Wir hatten heute eine Aktuelle Stunde zu null Toleranz. Hier hat der Antragsteller ja noch mal deutlich gemacht, es gibt diese Toleranz, die Sie auch in Ihrem Antrag adressieren. Sie wollen in Ihrem Antrag die Demonstration nicht verbieten – auf die Haltung kann man kommen, die Forderung ist legitim –, sondern Sie wollen auch den Weg der Auflagen gehen. Die Auflagen sind richtig. Jetzt sind leider die Polizistinnen und Polizisten hier auf der Zuschauertribüne nicht mehr an Bord. Denn die Polizei macht dort eine tolle Arbeit. Sie hat die Auflagen viel schärfer gestellt, aus den Erfahrungen gelernt, Flaggen verbrennen wird nicht geduldet, sondern mit Auflagen unter Strafe gestellt. Hassbotschaften, Gewaltverherrlichung und auch die Fahnen der Hisbollah und verwandter Organisationen sind auf dieser Demonstration verboten. Das ist ein sehr scharfes Auflagenrecht, aber ich begrüße

das ausdrücklich, dass die Versammlungsbehörde und die Berliner Polizei hier einen schärferen Maßstab anlegen. Vielen Dank dafür!

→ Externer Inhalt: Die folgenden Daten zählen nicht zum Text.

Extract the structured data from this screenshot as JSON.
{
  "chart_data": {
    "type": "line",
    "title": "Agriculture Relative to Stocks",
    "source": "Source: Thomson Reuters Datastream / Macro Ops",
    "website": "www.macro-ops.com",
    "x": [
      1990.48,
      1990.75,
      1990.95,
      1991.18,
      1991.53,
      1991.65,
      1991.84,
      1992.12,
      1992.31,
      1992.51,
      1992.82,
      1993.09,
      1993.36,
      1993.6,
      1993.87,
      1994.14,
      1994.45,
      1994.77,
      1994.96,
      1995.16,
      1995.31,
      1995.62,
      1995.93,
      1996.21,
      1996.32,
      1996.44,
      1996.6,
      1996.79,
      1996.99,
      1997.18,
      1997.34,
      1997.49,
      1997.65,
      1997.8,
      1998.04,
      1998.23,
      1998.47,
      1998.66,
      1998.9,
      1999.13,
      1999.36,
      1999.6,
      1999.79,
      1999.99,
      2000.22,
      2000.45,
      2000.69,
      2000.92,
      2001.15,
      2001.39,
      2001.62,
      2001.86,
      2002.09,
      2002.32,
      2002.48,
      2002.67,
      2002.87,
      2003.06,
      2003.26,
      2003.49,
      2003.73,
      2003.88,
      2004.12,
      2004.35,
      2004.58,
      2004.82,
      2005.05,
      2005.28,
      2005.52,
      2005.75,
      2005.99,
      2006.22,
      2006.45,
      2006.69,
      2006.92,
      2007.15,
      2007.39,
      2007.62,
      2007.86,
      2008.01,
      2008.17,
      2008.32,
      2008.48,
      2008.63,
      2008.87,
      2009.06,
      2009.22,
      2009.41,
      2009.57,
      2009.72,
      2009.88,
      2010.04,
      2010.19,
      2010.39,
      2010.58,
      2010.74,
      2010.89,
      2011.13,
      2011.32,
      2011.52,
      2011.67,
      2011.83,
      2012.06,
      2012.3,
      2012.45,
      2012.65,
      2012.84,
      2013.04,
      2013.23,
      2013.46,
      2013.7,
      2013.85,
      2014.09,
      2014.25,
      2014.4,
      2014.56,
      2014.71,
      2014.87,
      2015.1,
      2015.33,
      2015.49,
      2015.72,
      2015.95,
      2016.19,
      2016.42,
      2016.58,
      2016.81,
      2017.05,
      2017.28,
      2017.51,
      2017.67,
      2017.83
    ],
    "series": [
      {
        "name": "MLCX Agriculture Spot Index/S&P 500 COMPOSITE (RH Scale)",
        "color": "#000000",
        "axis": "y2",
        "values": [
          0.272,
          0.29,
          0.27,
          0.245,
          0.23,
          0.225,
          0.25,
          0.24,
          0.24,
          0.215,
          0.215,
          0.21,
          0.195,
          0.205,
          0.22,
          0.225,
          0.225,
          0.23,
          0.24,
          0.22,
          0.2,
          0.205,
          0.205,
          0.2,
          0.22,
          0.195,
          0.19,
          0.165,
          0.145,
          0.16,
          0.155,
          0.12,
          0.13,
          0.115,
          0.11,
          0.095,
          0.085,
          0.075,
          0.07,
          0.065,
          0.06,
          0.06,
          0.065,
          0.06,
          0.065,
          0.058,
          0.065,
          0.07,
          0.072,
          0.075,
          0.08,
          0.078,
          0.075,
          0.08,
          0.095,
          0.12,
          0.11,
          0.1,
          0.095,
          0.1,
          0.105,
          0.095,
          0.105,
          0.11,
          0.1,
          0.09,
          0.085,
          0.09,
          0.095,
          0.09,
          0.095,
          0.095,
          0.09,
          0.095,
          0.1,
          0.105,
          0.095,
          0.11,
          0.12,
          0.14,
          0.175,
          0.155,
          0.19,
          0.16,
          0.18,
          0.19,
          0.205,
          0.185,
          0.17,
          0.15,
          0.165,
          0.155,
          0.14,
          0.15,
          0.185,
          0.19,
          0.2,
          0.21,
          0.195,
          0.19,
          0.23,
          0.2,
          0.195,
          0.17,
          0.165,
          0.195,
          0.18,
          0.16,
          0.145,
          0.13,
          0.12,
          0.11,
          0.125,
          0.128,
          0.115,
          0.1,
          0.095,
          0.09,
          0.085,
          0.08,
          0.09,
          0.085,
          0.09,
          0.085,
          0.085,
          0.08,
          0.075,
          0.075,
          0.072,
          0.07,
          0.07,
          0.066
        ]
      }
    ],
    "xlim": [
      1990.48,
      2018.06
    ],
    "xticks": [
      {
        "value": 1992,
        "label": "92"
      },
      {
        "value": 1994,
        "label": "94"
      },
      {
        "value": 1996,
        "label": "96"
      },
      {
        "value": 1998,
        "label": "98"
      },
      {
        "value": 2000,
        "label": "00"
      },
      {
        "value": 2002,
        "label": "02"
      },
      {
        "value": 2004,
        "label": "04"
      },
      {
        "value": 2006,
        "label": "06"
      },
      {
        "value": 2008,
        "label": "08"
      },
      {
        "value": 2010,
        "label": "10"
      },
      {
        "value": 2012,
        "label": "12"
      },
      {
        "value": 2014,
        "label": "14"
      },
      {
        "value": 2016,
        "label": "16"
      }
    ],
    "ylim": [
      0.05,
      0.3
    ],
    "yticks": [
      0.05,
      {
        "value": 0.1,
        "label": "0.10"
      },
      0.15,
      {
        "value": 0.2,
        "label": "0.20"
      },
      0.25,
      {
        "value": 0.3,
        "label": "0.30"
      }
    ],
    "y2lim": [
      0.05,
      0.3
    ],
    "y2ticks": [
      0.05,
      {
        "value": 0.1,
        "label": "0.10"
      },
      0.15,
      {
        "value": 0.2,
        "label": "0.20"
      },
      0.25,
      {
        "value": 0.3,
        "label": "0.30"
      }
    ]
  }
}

[Beifall bei den GRÜNEN, der SPD und der LINKEN]

Es ist im Ergebnis richtig, wie die Koalition mit Ihrem Antrag umgeht. Wir teilen viele politische Ansichten im Ziel. Wir verurteilen die Haltung, die dort auf der alQuds-Demonstration vorgetragen wird. Und wir werden – am besten nach dieser Demonstration – vielleicht im Innenausschuss über Ihren Antrag reden, aber jetzt noch nicht im Vorfeld Ihren auch leicht wirren Antrag unterstützen. Deswegen würde ich mich freuen, wenn Sie – gerade nach diesen Klarstellungen, die Sie hier erzählen mussten – unserem Antrag zustimmen und nicht eine namentliche Abstimmung machen, sondern der Überweisung an den Ausschuss zustimmen. Ich denke, das ist nach Ihrer Umkehr, die Sie gerade beschrieben, schon ein einmaliger Vorgang, dass der Abgeordnete, der hier den Antrag eingebracht hat, im Kern eine dreimal weitergehende Forderung hat, wie es in dem Antrag Ihrer Fraktion steht. Deswegen hielte ich es für angemessen, aber stecke da nicht in Ihrer Haut, wenn Sie hier auf eine namentliche Abstimmung verzichten würden, sondern konsequenterweise der Überweisung an den Innenausschuss zustimmen. – Vielen Dank!

[Beifall bei den GRÜNEN, der SPD und der LINKEN]

Vielen Dank! – Weitere Wortmeldungen liegen nicht vor.